Originally Posted by NathanATX
You're totally reading my mind.
Lately, I've been saying I'm bi-curious. I know I'm mostly gay, but an itsy bit bi...
I'm very hesitant to explore the bisexuality aspect because I am really in touch with how overwhelmingly gay... (I know, I know)... I am. Would it be fair/right/ethical to explore that with a woman when I KNOW that I am much
more powerfully/romantically/sexually drawn to men?
The only thing I can think of being unfair would be if you kept a partner in the dark about this sort of question being on your mind, which I cannot imagine you doing. Exploring relationship only makes sense.
I dated both men and women when I was single. Y'know what? I wish I had understood at the time that, yes, I was bisexual. Instead I flip-flopped, coming out as lesbian when I dated girls and pretending to be (or thinking I had been confused, and really *was*) straight when I dated boys. That ultimately didn't turn out to work so great, in hindsight, - but I was young and scared out of my mind. You have a great deal more maturity and courage than that. You will know what is fair and what is ethical. I trust that about you, Nate.
Originally Posted by paul
mostly bisexuality flies in the face of monogamy... yet another sacred cow to slay.
Can we clarify that statement? It does not at all apply to me, and I get irritated at the poor people who have been led to believe that bisexual is a behavior pattern rather than an orientation.
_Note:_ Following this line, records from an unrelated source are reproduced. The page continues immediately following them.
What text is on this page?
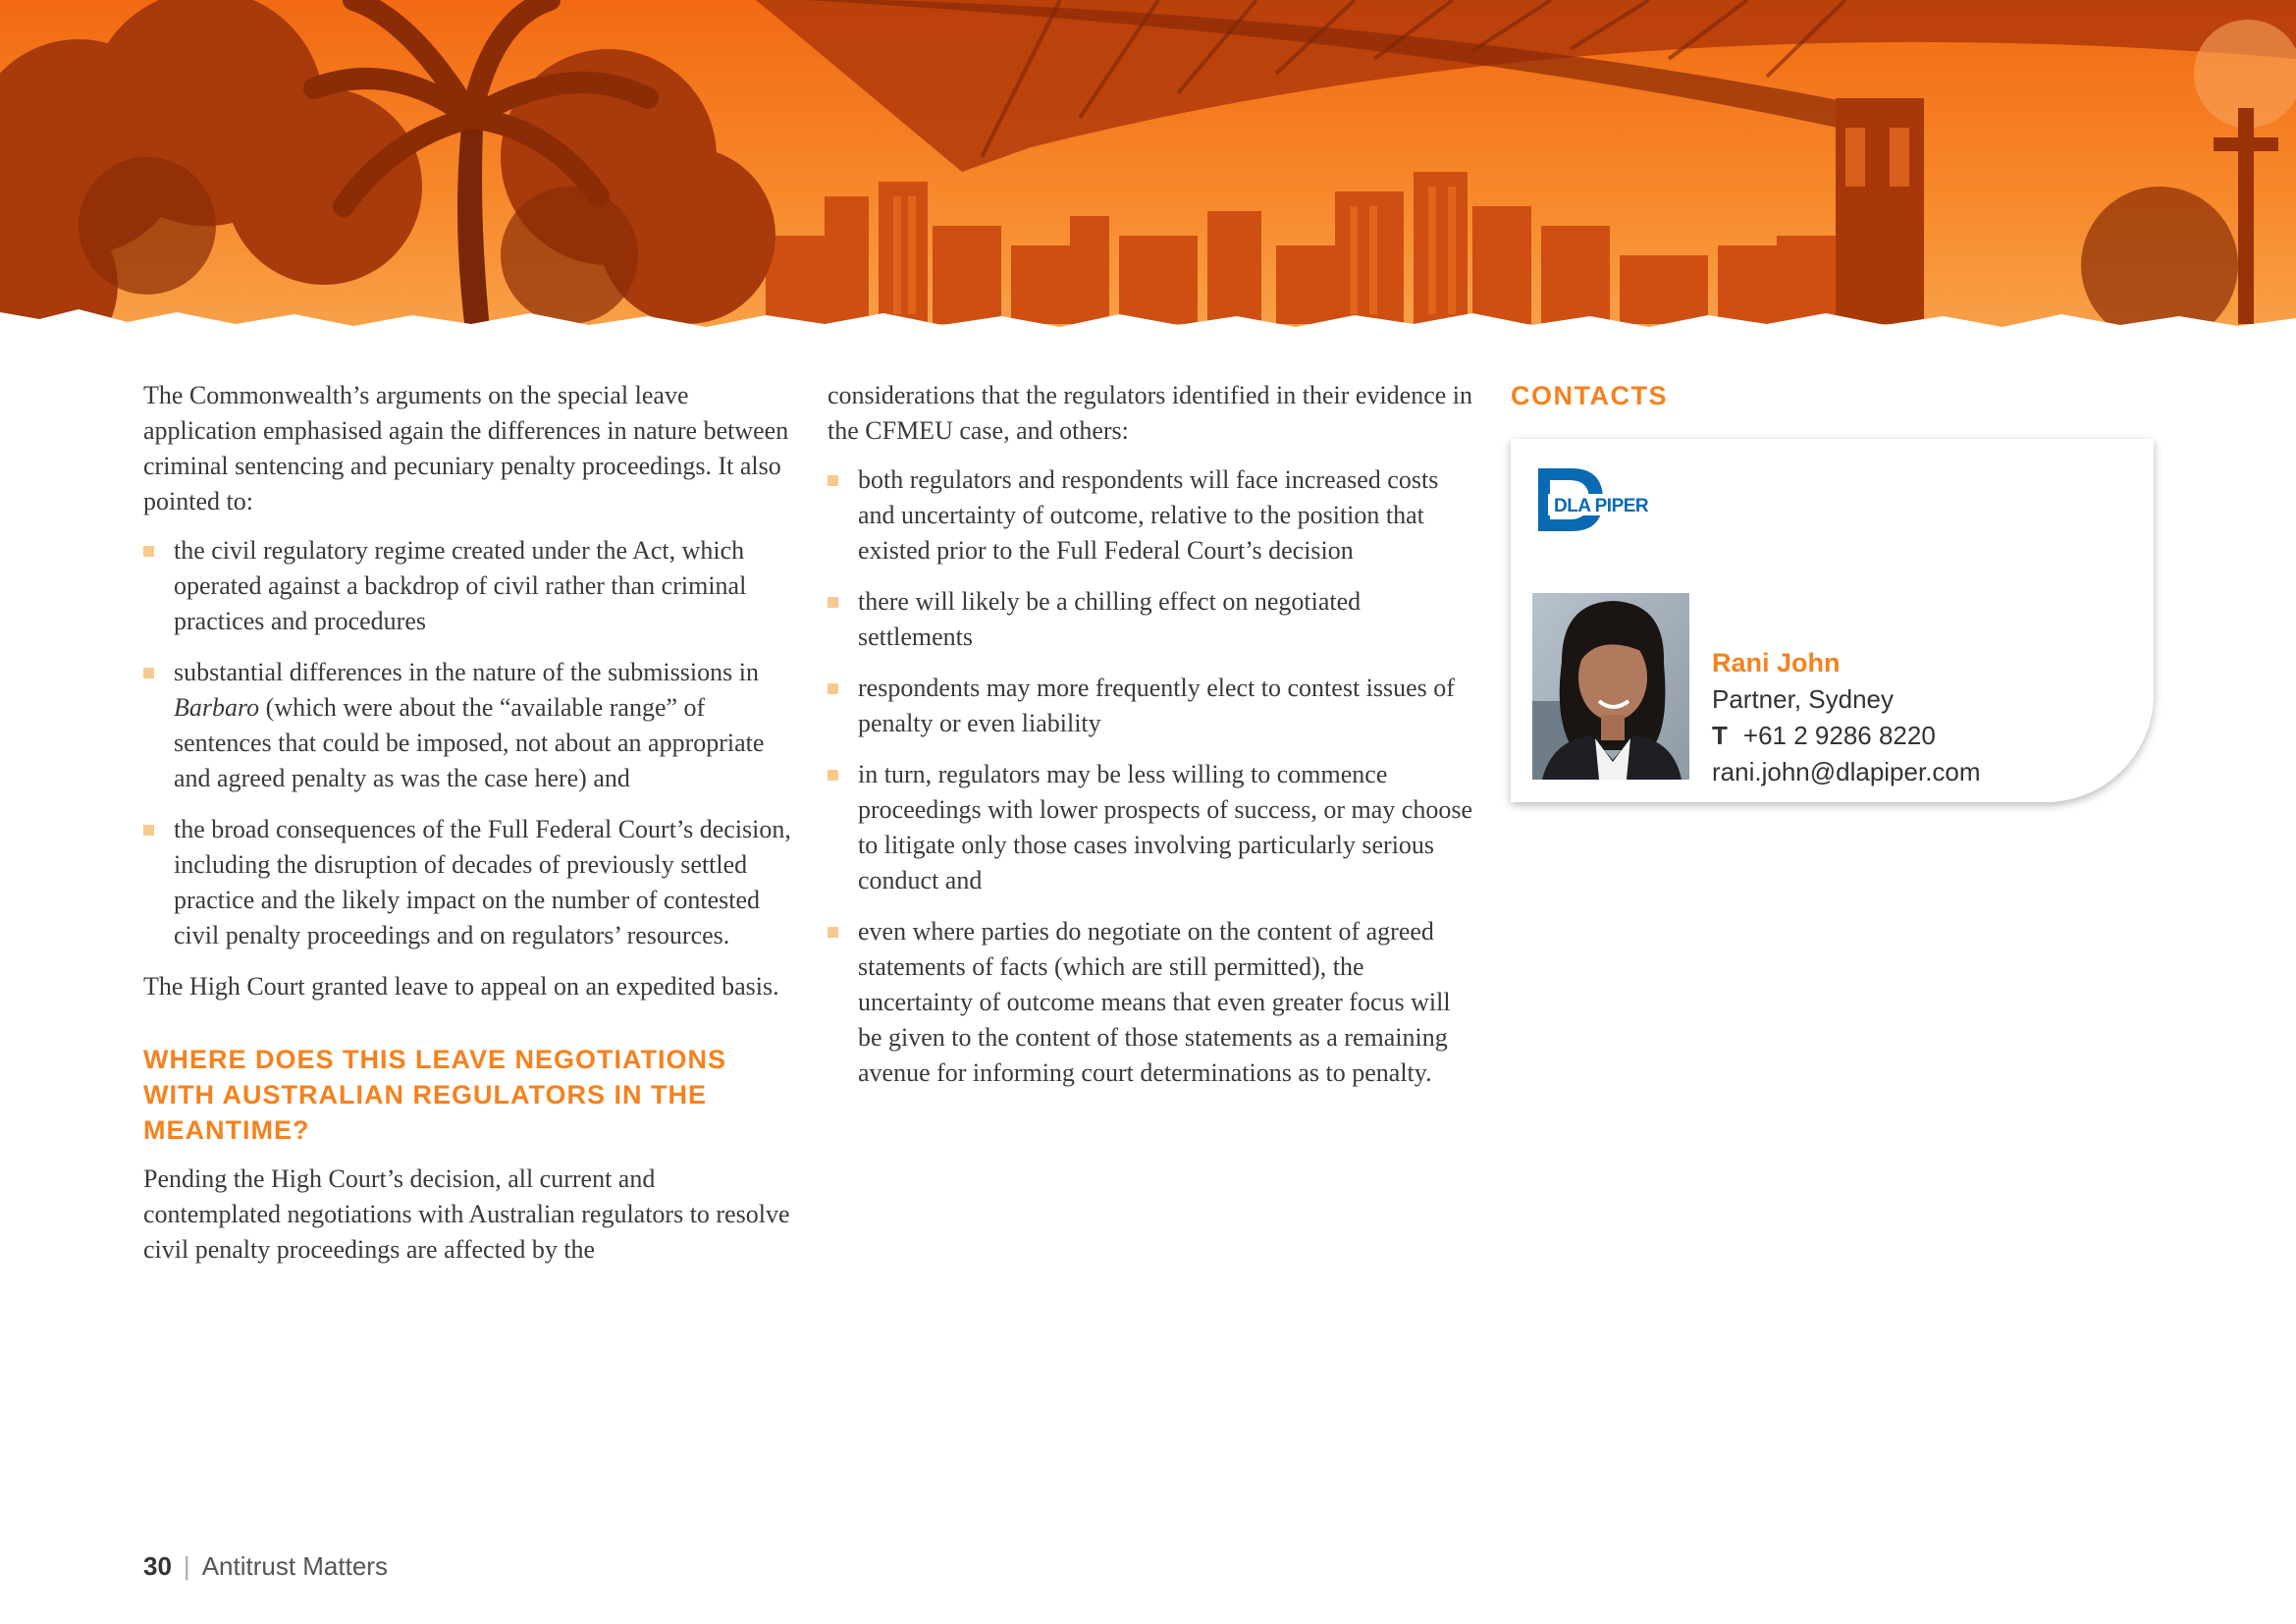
The Commonwealth’s arguments on the special leave application emphasised again the differences in nature between criminal sentencing and pecuniary penalty proceedings. It also pointed to:

the civil regulatory regime created under the Act, which operated against a backdrop of civil rather than criminal practices and procedures
substantial differences in the nature of the submissions in Barbaro (which were about the “available range” of sentences that could be imposed, not about an appropriate and agreed penalty as was the case here) and
the broad consequences of the Full Federal Court’s decision, including the disruption of decades of previously settled practice and the likely impact on the number of contested civil penalty proceedings and on regulators’ resources.

The High Court granted leave to appeal on an expedited basis.

WHERE DOES THIS LEAVE NEGOTIATIONS WITH AUSTRALIAN REGULATORS IN THE MEANTIME?

Pending the High Court’s decision, all current and contemplated negotiations with Australian regulators to resolve civil penalty proceedings are affected by the

considerations that the regulators identified in their evidence in the CFMEU case, and others:

both regulators and respondents will face increased costs and uncertainty of outcome, relative to the position that existed prior to the Full Federal Court’s decision
there will likely be a chilling effect on negotiated settlements
respondents may more frequently elect to contest issues of penalty or even liability
in turn, regulators may be less willing to commence proceedings with lower prospects of success, or may choose to litigate only those cases involving particularly serious conduct and
even where parties do negotiate on the content of agreed statements of facts (which are still permitted), the uncertainty of outcome means that even greater focus will be given to the content of those statements as a remaining avenue for informing court determinations as to penalty.
CONTACTS
DLA PIPER
Rani John
Partner, Sydney
T +61 2 9286 8220
rani.john@dlapiper.com
30 | Antitrust Matters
You and I talked privately about whether there might be two "types" of bisexuals. Perhaps that point needs to be raised and considered publicly as well. (I"m really close to biting off the head of the next person who suggests that if I'm not having sex with women outside my marriage to my husband, that I am not really bisexual because I am not "practicing." (That word out to evoke shades of right-wingers labeling some "practicing" homosexuals."